Jack wasn't deterred. "If you're worried about space at the restaurant, I'll call Monsieur Pierre, the sommelier. He and I are good friends."
"I am in charge of the invitations," Hubert said, making clear it was his decision alone.
"Have I ever asked you for a favor before?" Jack was talking in the most plaintive French he could manage. He visualized the roly-poly Hubert next to the breakfast table in his hotel suite in
the Crillon with a huge basket of pastries in front of him, butter and orange marmalade lavishly spread on a croissant ready to be savored. "When you told me I had to take a full quantity of the 'eighty-four to get the 'eighty-five, did I argue? In fact, every time you have a less than perfect year, I take a full supply."
Hubert chuckled. "Ah, you Americans. You're always trouble. Give me a name and address. I'll have an invitation delivered."
There was one more hurdle. Hubert didn't like foreigners—any foreigners—although he was willing to tolerate some Americans, like Jack Cole, and some Brits who had big money to buy his wines. Jack waded in slowly. "He's an important diplomat. A connoisseur of wine and food."
"Give me a name and address."
"Major General Nadim, Syrian Embassy, rue Vaneau in the Seventh."
"What, an Arab? I like the fucking Arabs about as much as the Jews."
"Your tact is admirable," Jack said sarcastically.
"Do you want to tell me why you're trying to suck up to this Arab?"
It was a tough question for Jack to answer without arousing suspicion. "We've been friends a long time, you and I, Hubert.
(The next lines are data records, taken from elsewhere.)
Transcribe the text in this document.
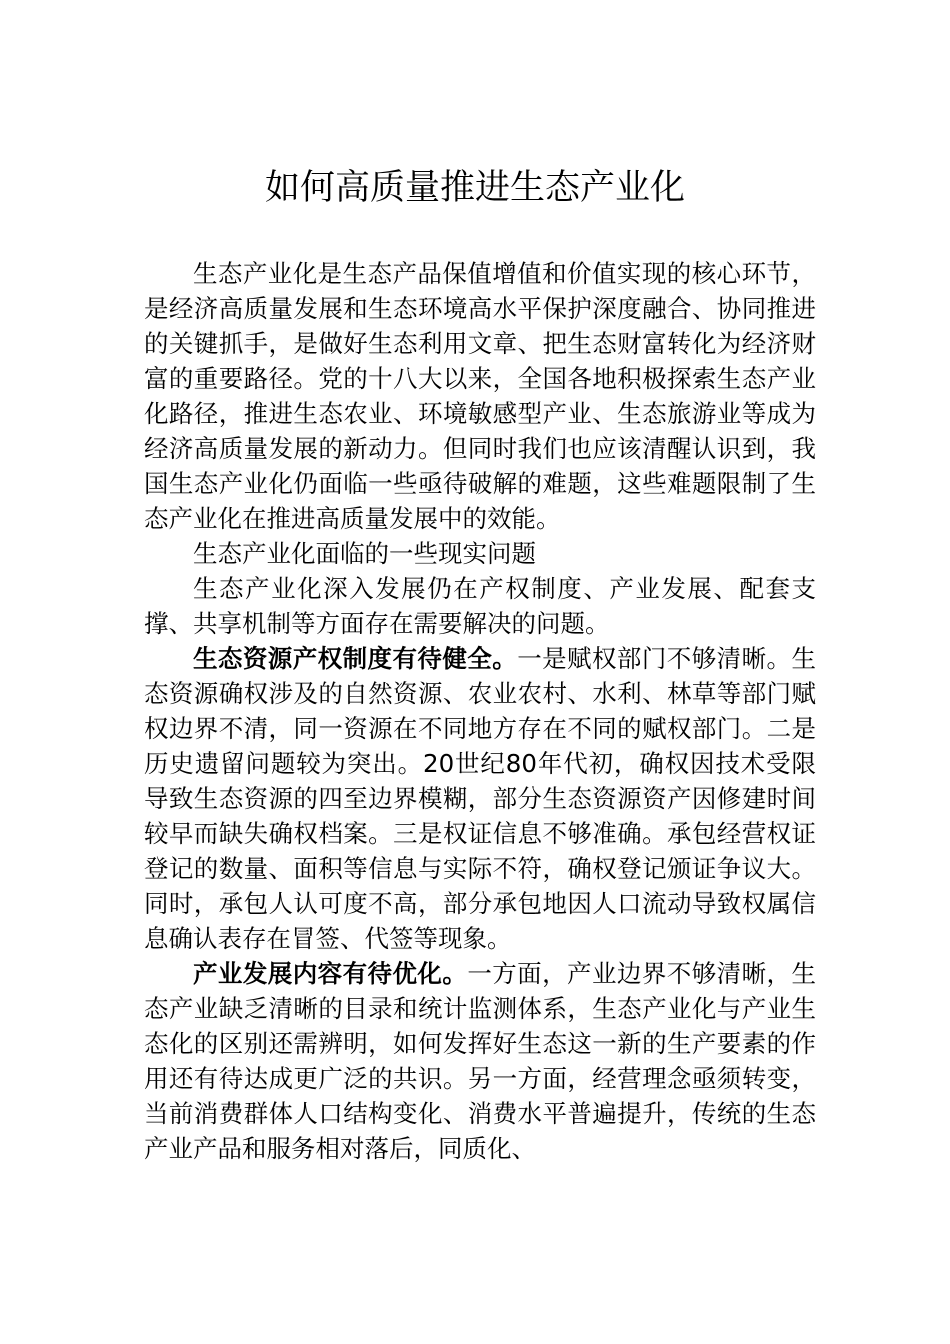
如何高质量推进生态产业化

生态产业化是生态产品保值增值和价值实现的核心环节，是经济高质量发展和生态环境高水平保护深度融合、协同推进的关键抓手，是做好生态利用文章、把生态财富转化为经济财富的重要路径。党的十八大以来，全国各地积极探索生态产业化路径，推进生态农业、环境敏感型产业、生态旅游业等成为经济高质量发展的新动力。但同时我们也应该清醒认识到，我国生态产业化仍面临一些亟待破解的难题，这些难题限制了生态产业化在推进高质量发展中的效能。

生态产业化面临的一些现实问题

生态产业化深入发展仍在产权制度、产业发展、配套支撑、共享机制等方面存在需要解决的问题。

生态资源产权制度有待健全。一是赋权部门不够清晰。生态资源确权涉及的自然资源、农业农村、水利、林草等部门赋权边界不清，同一资源在不同地方存在不同的赋权部门。二是历史遗留问题较为突出。20世纪80年代初，确权因技术受限导致生态资源的四至边界模糊，部分生态资源资产因修建时间较早而缺失确权档案。三是权证信息不够准确。承包经营权证登记的数量、面积等信息与实际不符，确权登记颁证争议大。同时，承包人认可度不高，部分承包地因人口流动导致权属信息确认表存在冒签、代签等现象。

产业发展内容有待优化。一方面，产业边界不够清晰，生态产业缺乏清晰的目录和统计监测体系，生态产业化与产业生态化的区别还需辨明，如何发挥好生态这一新的生产要素的作用还有待达成更广泛的共识。另一方面，经营理念亟须转变，当前消费群体人口结构变化、消费水平普遍提升，传统的生态产业产品和服务相对落后，同质化、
I'm asking you to do it as a favor for me, no questions asked."
Jack heard a deep sigh of resignation at the other end of the phone that signaled Hubert's capitulation.
"Okay," the Frenchman finally said. "In return, you'd better come up with two tickets at center court for the men's finals in the French Open."
"They're yours. I'll even toss in the women's as well."
"No, make it the men's semis. The good-looking women never make it to the finals these days. If that Russian dish gets there, I'll be after you for the women's then, just to look at her. Otherwise it's the men's semis and finals."
Jack laughed. "It's a deal. And please, Nadim can't know I am responsible for the invitation."
"As you wish. Play whatever games you care to. That's not my affair."
Jack was relieved. "I can't thank you enough. I'm sure that Nadim and his guest will enjoy the tasting."